Evo Morales (born October 26, 1959) is a leader of the Bolivian cocalero movement, a loose federation of coca-growing campesinos who are resisting the efforts of the Bolivian government to eradicate coca in the department of Chapare. Morales is also leader of the Bolivian political party, Movement Toward Socialism (MAS in its Spanish initials). In the 2002 Bolivian elections, MAS came in second, a surprising upset for Bolivia's traditional parties. As leader of MAS, it brought Morales within a hair's breadth of being elected president of Bolivia, a unique and unprecedented event in the post-columbian history of South America. It made the indigenous activist an instant celebrity throughout the continent.

An Aymara speaker, Morales was born in Orinco, a mining town in the department of Oruro, in the Bolivian Altiplano. In the early 1980s, his family, like many indigenous highlanders, migrated to the lowlands in the east of Bolivia, in search of a better life. In his family's case, they settled in Chapare, where they dedicated themselves to farming, including crops of coca. During the 1990s, The cocaleros came into repeated conflict with the government of president Hugo Banzer, who had promised the United States to completely eradicate coca in Bolivia.

As an emerging leader of the cocaleros, Morales was elected to the Bolivian Congress in 1997 as a representative of the provinces Chapare and Carrasco de Cochabamba. He received 70% of the votes in that district, the highest share of votes among the sixty-eight members of parliament who were elected directly in that election.

The 2002 elections

In January, 2002, Morales was deposed from his seat in Congress, ostensibly because of a charge of terrorism related to anti-eradication riots in Sacaba that month (in which four coca famers, three military soldiers and a police officer were killed) but reputedly due to great pressure from the American embassy to have him removed from the government.

Morales nonetheless declared his candidacy for the following presidential and congressional elections, to be held on June 27. In March, MAS had a meager share of only 4% in the polls, but it used a small grant from the State (less than US$ 200,000) to mount an imaginative campaign, which attracted a great deal of attention. Capitalizing on resentment of US meddling in general and the then US ambassador to Bolivia Manuel Rocha in particular, MAS circulated a poster appeared in Bolivian cities, with an enormous photo of Morales in the middle. Above, in enormous letters: "Bolivians: You Decide. Who's in Charge? Rocha or the Voice of the People." The poster had a huge impact and hundreds of thousands more had to be printed than had been planned on.

None of the candidates of Bolivia's mainstream neoliberal parties wanted to debate Morales, dismissing MAS as a "minor party". In June, Morales told the media that he wasn't interested in a public discussion with them either: "The one who I want to debate is Ambassador Rocha — I prefer to argue with the owner of the circus, not the clowns."
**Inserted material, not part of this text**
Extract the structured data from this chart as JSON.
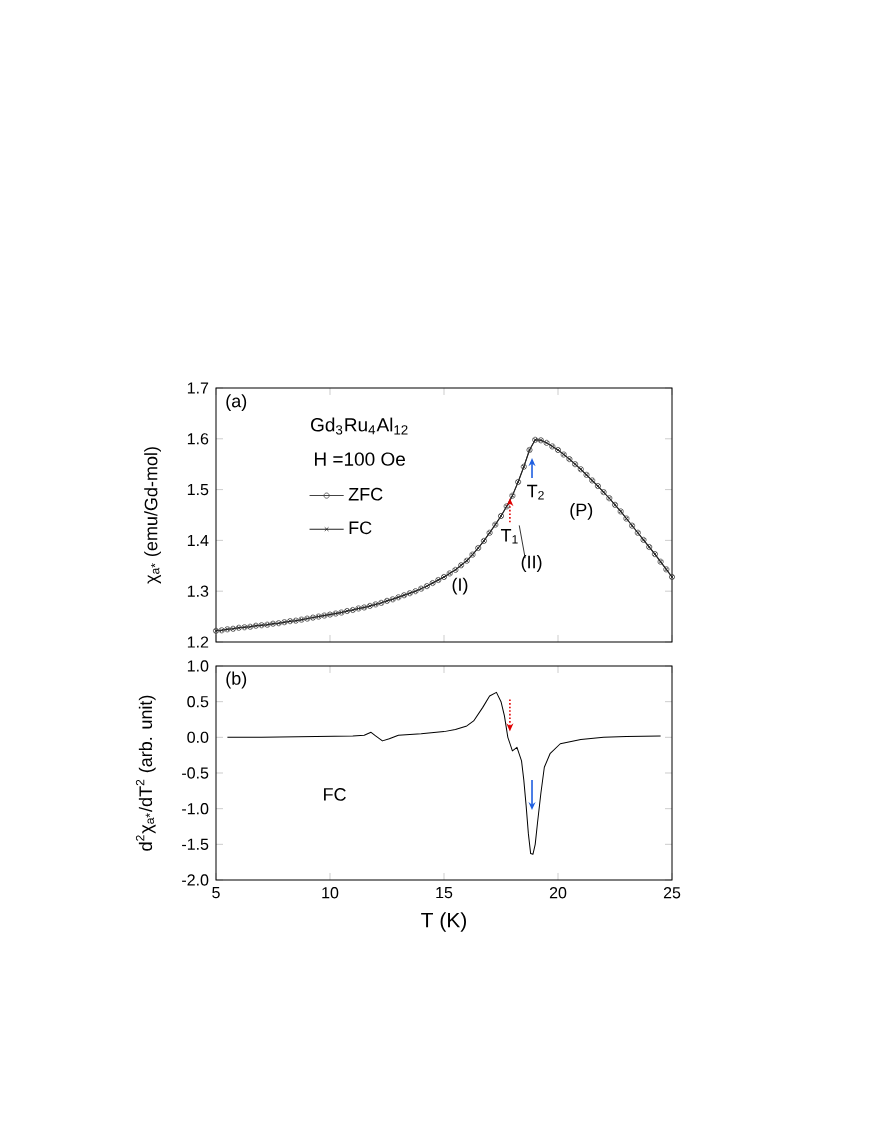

Several days before the election, in a speech he gave in the presence of the then outgoing Bolivian president, Jorge Quiroga, Rocha warned the Bolivian electorate that if they voted for Morales the US would cut off foreign aid and close its markets to the country. Undaunted, Bolivians, particularly in the heavily indigenous departments of the Altiplano, voted for MAS in droves, giving it a share of 20.94%, only a couple points behind that of the winning party. Afterwards, Morales credited the American ambassador for the success of MAS: "Every statement [Rocha] made against us helped us to grow and awaken the conscience of the people."

Owing to his refusal to compromise (which some saw as intransigence), Morales and MAS were excluded from the coalition which ultimately determined who would become president (it was Gonzalo Sánchez de Lozada); MAS, led by Morales, therefore entered Congress as a strong opposition party. All but his most fervent admirers agreed that this was probably the best outcome. As intriguing a prospect as it might have been for many to see MAS in power, it was generally acknowledged that Morales and the party were not yet ripe for governing a modern capitalist state. Morales is criticized for not having a clear program; it is clear what he is against (he is a rousing speaker) but less obvious what his alternative proposal is. In any case, it is clear that Morales sees little in the current form of government by parliamentary democracy as seen in Bolivia; it is too easily corrupted from within and manipulated without by foreign interests. For Morales, Bolivia's impoverished campesinos need above all autonomy, equal opportunity, and access to the land.

When the Bolivian Labor Union (COB) called a indefinite general strike on September 29 in response to the killing of seven protestors by the armed forces during the ongoing Bolivian Gas War, Morales and MAS declined to participate, preferring to concentrate on gaining power in the 2004 regional elections. The decision was seen by observers as a step-down from Morales' earlier, more radical stance.

Morales explaining the driving force behind MAS:

The worst enemy of humanity is capitalism. That is what provokes uprisings like our own, a rebellion against a system, against a neoliberal model, which is the representation of a savage capitalism. If the entire world doesn't acknowledge this reality, that the national states are not providing even minimally for health, education and alimentation, then each day the most fundamental human rights are being violated.

Morales has expressed his admiration of Guatemalan indigenous activist Rigoberta Menchú and Fidel Castro, the latter for his opposition to the USA.